Country experiences further illustrate how ecosystem-based interventions are being applied across diverse urban and ecological contexts across ASEAN. In Bangkok, Benjakitti Forest Park illustrated how green and blue infrastructure can support flood regulation and urban cooling, while wetland systems in Ho Chi Minh City and That Luang Marsh in Vientiane highlighted the role of ecological systems in water management and urban resilience. In Indonesia, mangrove ecosystems were identified as critical buffers against coastal flooding and erosion, underscoring the multiple benefits that ecological restoration can provide.
Despite their potential, the implementation of NbS remains shaped by institutional and governance challenges. Across many cities, NbS continue to be applied unevenly and are often confined to fragmented pilot projects or demonstration initiatives. Urban planning systems continue to prioritize conventional grey infrastructure, even where ecosystem-based approaches show long-term benefits.

The limitations of conventional adaptation approaches are often overlooked, and ecological systems continue to be treated as supplementary environmental elements rather than integral components of urban resilience planning, limiting their integration into mainstream urban development. Coordination gaps also persist across planning departments, environmental agencies, water authorities, infrastructure ministries, transport systems, housing institutions, and local governments. Ecological interventions remain vulnerable to competing land-use priorities, speculative urban expansion, and development pressures favouring short-term infrastructure growth. Without integration into master plans, zoning regulations, infrastructure frameworks, and municipal budgeting systems, NbS risk remaining peripheral to urban development processes.
On the other hand, financing and long-term sustainability of NbS remain key constraints. NbS often face expectations of immediate measurable outcomes, despite the benefits that unfold over longer time horizons. This has increased the importance of stronger evidence systems that capture climatic, social, ecological, and economic benefits. Cost-benefit analysis, ecosystem-service valuation, climate-risk modelling, and localized environmental monitoring provide important tools for strengthening investment and policy support for NbS implementation. At the same time, overly technocratic approaches risk detaching NbS from local realities. Everyday practices of use, maintenance, stewardship, and community engagement remain central to their effectiveness. Scientific assessment combined with local ecological knowledge, participatory governance, and sustained community involvement can strengthen outcomes, particularly where institutional trust and accountability are limited.
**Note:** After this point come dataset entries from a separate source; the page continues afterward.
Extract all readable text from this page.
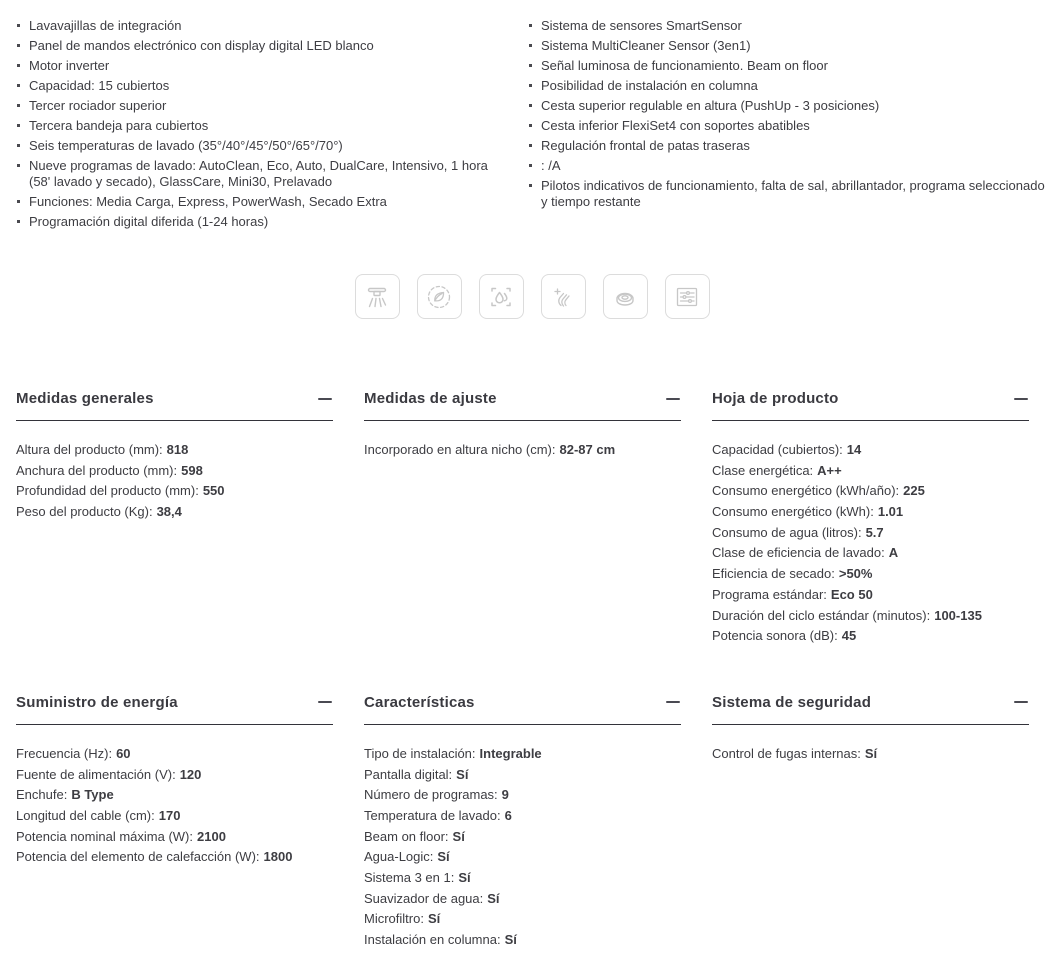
Lavavajillas de integración
Panel de mandos electrónico con display digital LED blanco
Motor inverter
Capacidad: 15 cubiertos
Tercer rociador superior
Tercera bandeja para cubiertos
Seis temperaturas de lavado (35°/40°/45°/50°/65°/70°)
Nueve programas de lavado: AutoClean, Eco, Auto, DualCare, Intensivo, 1 hora (58' lavado y secado), GlassCare, Mini30, Prelavado
Funciones: Media Carga, Express, PowerWash, Secado Extra
Programación digital diferida (1-24 horas)
Sistema de sensores SmartSensor
Sistema MultiCleaner Sensor (3en1)
Señal luminosa de funcionamiento. Beam on floor
Posibilidad de instalación en columna
Cesta superior regulable en altura (PushUp - 3 posiciones)
Cesta inferior FlexiSet4 con soportes abatibles
Regulación frontal de patas traseras
: /A
Pilotos indicativos de funcionamiento, falta de sal, abrillantador, programa seleccionado y tiempo restante
Medidas generales
Altura del producto (mm): 818
Anchura del producto (mm): 598
Profundidad del producto (mm): 550
Peso del producto (Kg): 38,4
Medidas de ajuste
Incorporado en altura nicho (cm): 82-87 cm
Hoja de producto
Capacidad (cubiertos): 14
Clase energética: A++
Consumo energético (kWh/año): 225
Consumo energético (kWh): 1.01
Consumo de agua (litros): 5.7
Clase de eficiencia de lavado: A
Eficiencia de secado: >50%
Programa estándar: Eco 50
Duración del ciclo estándar (minutos): 100-135
Potencia sonora (dB): 45
Suministro de energía
Frecuencia (Hz): 60
Fuente de alimentación (V): 120
Enchufe: B Type
Longitud del cable (cm): 170
Potencia nominal máxima (W): 2100
Potencia del elemento de calefacción (W): 1800
Características
Tipo de instalación: Integrable
Pantalla digital: Sí
Número de programas: 9
Temperatura de lavado: 6
Beam on floor: Sí
Agua-Logic: Sí
Sistema 3 en 1: Sí
Suavizador de agua: Sí
Microfiltro: Sí
Instalación en columna: Sí
Sistema de seguridad
Control de fugas internas: Sí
Questions of inequality and socio-spatial exclusion remain central to shaping NbS in urban spaces. Ecological upgrading can generate uneven benefits and, in some cases, contribute to rising land values and displacement pressures. Green infrastructure and ecological amenities are often concentrated in wealthier districts, while informal settlements, low-income neighbourhoods, and peri-urban areas remain underserved and more exposed to environmental risks.
Examples across ASEAN cities demonstrate both the potential and constraints of NbS implementation. Urban wetlands functioning as flood buffers, mangrove restoration supporting coastal protection and livelihoods, urban forests reducing thermal stress, and watershed management strengthening resilience demonstrate the role of NbS in practice. Their long-term success depends on sustained maintenance systems, institutional continuity, regulatory enforcement, and financing mechanisms that support long-term stewardship rather than short-term project cycles.
As ASEAN cities continue to evolve, NbS emerge as integral components of urban adaptation and resilience planning. The resilience of ASEAN cities depends not only upon engineering responses and technological systems, but also on their capacity to protect, restore, govern, and sustain ecological systems within rapidly transforming urban environments.
CLARE-ASEAN organized a Regional Workshop and Dialogue on Strengthening Urban CLimate Adaptation and REsilience in ASEAN: Bridging Knowledge-Policy-Action Gaps, 12–13 May 2026, at Crowne Plaza Bangkok Lumpini Park.